Solving the problem of JSP Chinese garbled by hundred percent solution

Source: Internet
Author: User

Briefly summarize:

Method= "Get", <%string name=request.getparameter ("name");

String Output=new string (name.getbytes ("iso-8859-1"), "UTF-8");

%>

<%=output%>

Method= "Post", <%request.setcharacterencoding ("Utf-8");

String name=request.getparameter ("name");

<%=name%>

Here's how it works:

First, talk about the role of several encodings in Jsp/servlet.
In Jsp/servlet, there are several places where you can set up code, pageencoding= "UTF-8", contenttype= "Text/html;charset=utf-8", Request.setcharacterencoding ("UTF-8") and Response.setcharacterencoding ("UTF-8"), where the first two can only be used in the JSP, The latter two can be used in JSPs and in the servlet.

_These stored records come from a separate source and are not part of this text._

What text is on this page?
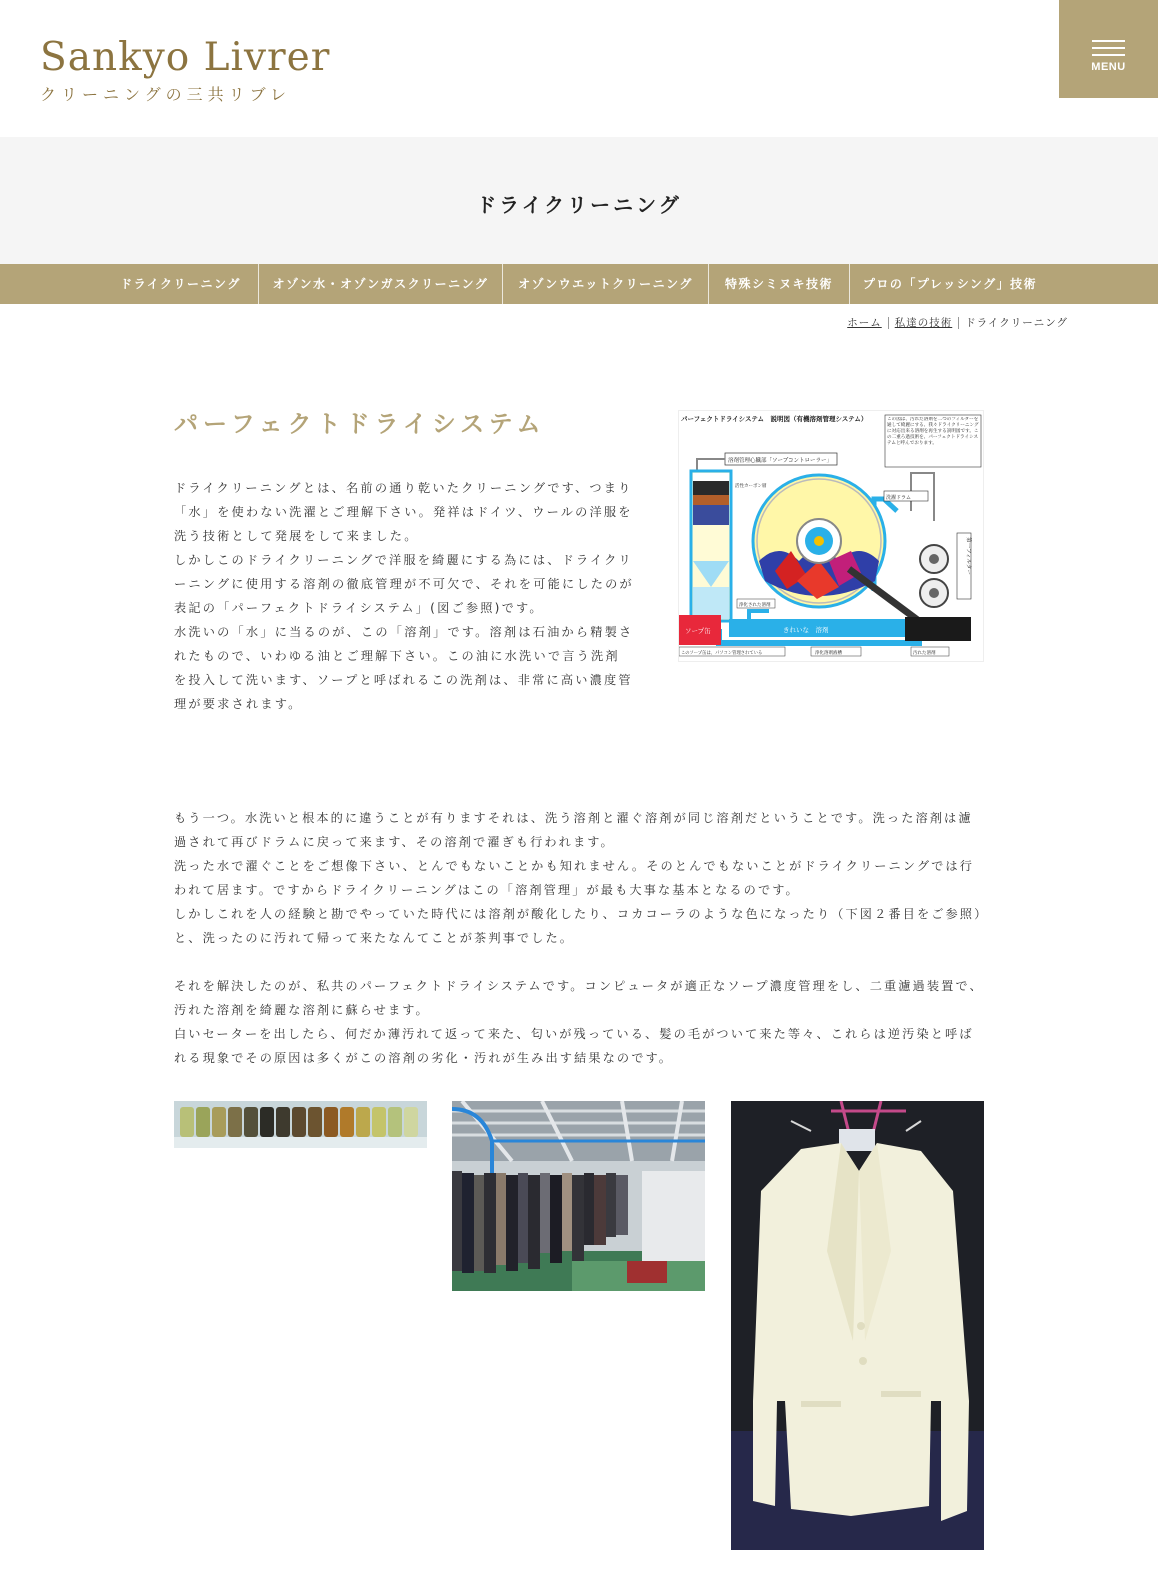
Sankyo Livrer
クリーニングの三共リブレ
MENU
ドライクリーニング
ドライクリーニング	オゾン水・オゾンガスクリーニング	オゾンウエットクリーニング	特殊シミヌキ技術	プロの「プレッシング」技術
ホーム 私達の技術 ドライクリーニング
パーフェクトドライシステム

ドライクリーニングとは、名前の通り乾いたクリーニングです、つまり「水」を使わない洗濯とご理解下さい。発祥はドイツ、ウールの洋服を洗う技術として発展をして来ました。

しかしこのドライクリーニングで洋服を綺麗にする為には、ドライクリーニングに使用する溶剤の徹底管理が不可欠で、それを可能にしたのが表記の「パーフェクトドライシステム」(図ご参照)です。

水洗いの「水」に当るのが、この「溶剤」です。溶剤は石油から精製されたもので、いわゆる油とご理解下さい。この油に水洗いで言う洗剤を投入して洗います、ソープと呼ばれるこの洗剤は、非常に高い濃度管理が要求されます。

パーフェクトドライシステム　説明図（有機溶剤管理システム）	この図は、汚れた溶剤を二つのフィルターを通して綺麗にする、我々ドライクリーニングに対応出来る溶剤を再生する説明図です。この二重ろ過技術を、パーフェクトドライシステムと呼んでおります。
溶剤管理心臓部「ソープコントローラー」
活性カーボン層
洗濯ドラム
第一フィルター
ソープ缶
浄化された溶剤
きれいな　溶剤
汚れた溶剤
このソープ缶は、パソコン管理されている	浄化溶剤液槽

もう一つ。水洗いと根本的に違うことが有りますそれは、洗う溶剤と濯ぐ溶剤が同じ溶剤だということです。洗った溶剤は濾過されて再びドラムに戻って来ます、その溶剤で濯ぎも行われます。

洗った水で濯ぐことをご想像下さい、とんでもないことかも知れません。そのとんでもないことがドライクリーニングでは行われて居ます。ですからドライクリーニングはこの「溶剤管理」が最も大事な基本となるのです。

しかしこれを人の経験と勘でやっていた時代には溶剤が酸化したり、コカコーラのような色になったり（下図２番目をご参照）と、洗ったのに汚れて帰って来たなんてことが茶判事でした。

それを解決したのが、私共のパーフェクトドライシステムです。コンピュータが適正なソープ濃度管理をし、二重濾過装置で、汚れた溶剤を綺麗な溶剤に蘇らせます。

白いセーターを出したら、何だか薄汚れて返って来た、匂いが残っている、髪の毛がついて来た等々、これらは逆汚染と呼ばれる現象でその原因は多くがこの溶剤の劣化・汚れが生み出す結果なのです。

1, the role of pageencoding= "UTF-8" is to set the code that the JSP uses when compiling the servlet.

As we all know, JSP on the server is to be compiled into a servlet first. The role of pageencoding= "UTF-8" is to tell the JSP compiler the encoding used to compile the JSP file into a servlet. Typically, the strings that are defined inside the JSP (defined directly in the JSP, rather than the data submitted from the browser) are garbled, many of which are caused by the parameter setting error. For example, your JSP file is stored in GBK code, and in the JSP but the pageencoding= "UTF-8", will cause the internal definition of the JSP string is garbled.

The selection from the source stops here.